Um resumo em duas palavras: ele mereceu.

Mas espere, não me julgue precipitadamente. Não sou louco. Diante dos fatos, a atitude que tomei era, digamos... inevitável.

Sou um homem bom, Deus sabe disso, e há de me julgar de acordo com a justiça empregada em cada ato que pratiquei. Ele também era um homem bom, mas, sabemos, a vida pode nos conduzir por diferentes caminhos. A infelicidade, para nós dois, foi nos cruzarmos justamente enquanto cada um seguia para um destino.

Eu matei minha mãe, mas ninguém quis me prender por isso.

Desde então, vivo sozinho no apartamento que um dia foi de meus avós maternos. Fica em um prédio pequeno, maltratado, que me abriga desde que me conheço por gente. Por esse lugar já passaram dezenas de vizinhos, mas nunca alguém como ele...

Desde sua chegada com a família as coisas mudaram substancialmente por aqui.

Odeio mudanças, a não ser que eu as tenha planejado. Minha rotina – sim, é importante acordar a cada manhã e saber porque se tem de fazer tudo novamente, do mesmo jeito, para manter um equilíbrio entre corpo e mente –, a rotina que é minha razão de viver, foi quebrada.

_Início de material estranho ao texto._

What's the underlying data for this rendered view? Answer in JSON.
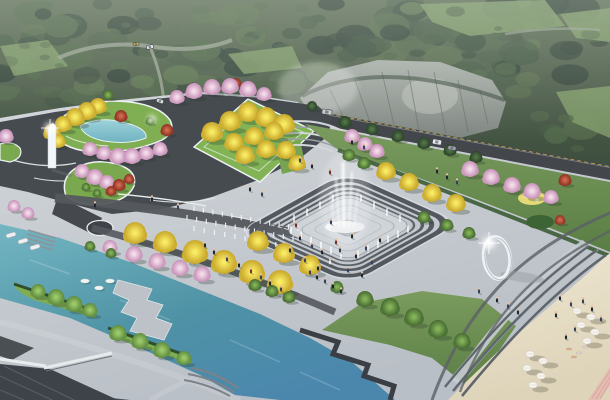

Pode você imaginar quanto tempo levei até conseguir estabelecer uma meta a seguir?

Primeiro foram os constantes pedidos de empréstimo de gêneros alimentícios. Era desafiador ter de abrir a porta e trocar um tanto de palavras bestas até que o pedido fosse finalmente concretizado com o traumático: se não for incômodo. Pior que isso eram os tapinhas nas costas e as últimas palavras gritadas enquanto ele subia as escadas de volta para o apartamento acima do meu.

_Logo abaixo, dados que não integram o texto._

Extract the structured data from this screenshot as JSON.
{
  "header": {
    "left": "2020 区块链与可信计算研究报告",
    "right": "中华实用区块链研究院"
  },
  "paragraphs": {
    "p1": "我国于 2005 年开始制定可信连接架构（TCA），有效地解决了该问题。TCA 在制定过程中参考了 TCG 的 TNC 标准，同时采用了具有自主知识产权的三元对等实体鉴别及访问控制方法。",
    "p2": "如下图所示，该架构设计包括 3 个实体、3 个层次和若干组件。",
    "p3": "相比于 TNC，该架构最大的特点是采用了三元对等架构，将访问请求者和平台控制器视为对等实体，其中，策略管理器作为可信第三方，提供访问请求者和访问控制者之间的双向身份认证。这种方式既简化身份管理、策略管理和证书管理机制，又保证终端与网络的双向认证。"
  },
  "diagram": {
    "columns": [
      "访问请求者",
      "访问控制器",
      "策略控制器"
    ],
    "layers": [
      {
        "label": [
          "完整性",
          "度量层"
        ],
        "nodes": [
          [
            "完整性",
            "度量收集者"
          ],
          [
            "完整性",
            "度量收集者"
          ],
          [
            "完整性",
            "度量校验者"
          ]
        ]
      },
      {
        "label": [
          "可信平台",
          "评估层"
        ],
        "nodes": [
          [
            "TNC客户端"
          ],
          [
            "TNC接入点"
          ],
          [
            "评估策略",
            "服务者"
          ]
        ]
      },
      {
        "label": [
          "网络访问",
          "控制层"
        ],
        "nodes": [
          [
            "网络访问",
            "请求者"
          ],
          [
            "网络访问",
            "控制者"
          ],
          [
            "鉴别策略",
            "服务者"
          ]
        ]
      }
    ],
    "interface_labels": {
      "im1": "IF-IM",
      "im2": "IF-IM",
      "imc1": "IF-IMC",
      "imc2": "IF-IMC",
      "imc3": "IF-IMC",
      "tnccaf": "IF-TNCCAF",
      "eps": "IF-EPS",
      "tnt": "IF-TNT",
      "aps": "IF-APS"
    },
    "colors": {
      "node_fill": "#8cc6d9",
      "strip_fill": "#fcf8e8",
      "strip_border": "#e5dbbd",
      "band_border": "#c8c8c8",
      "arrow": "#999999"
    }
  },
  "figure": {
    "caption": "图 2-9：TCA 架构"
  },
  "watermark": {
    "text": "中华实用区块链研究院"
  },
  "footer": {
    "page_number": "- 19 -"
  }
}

Em pouco tempo as batidas de pé começaram a fazer parte do repertório. Toda a noite.

Eu acompanhava, atormentado, aqueles sons graves e abafados por entre os cômodos. Não demorou para que ele começasse a gritar também, e daí a colocar música alta foi um pulo.

Tinha vontade de reclamar-lhe; na verdade, queria dizer-lhe uns bons impropérios quando ele tocava a campainha em busca de novos pedidos. Mas assim que abria a porta seu sorriso era tão cordial, e sua voz tão envolvente, que eu esquecia do mal que ele me causava. O cavalheiro à porta nem parecia o monstro que morava no apartamento de cima.

Foi por causa da minha impotência em enfrentar-lhe com palavras que comecei a arquitetar o plano. Na penúltima vez que o vi, sorri-lhe com vontade, sabendo que logo eu teria minha rotina restabelecida.

Um cabo de vassoura era o bastante. Não qualquer cabo – um de madeira maciça, pesado. A forma de usá-lo, ou seja, a intensidade das batidas, teria de descobrir no próprio momento, analisando seu efeito com os sentidos da visão, da audição e do... tato.

A campainha toca.

Acho que precisei de cinco minutos, não tenho certeza... O silêncio estava restabelecido.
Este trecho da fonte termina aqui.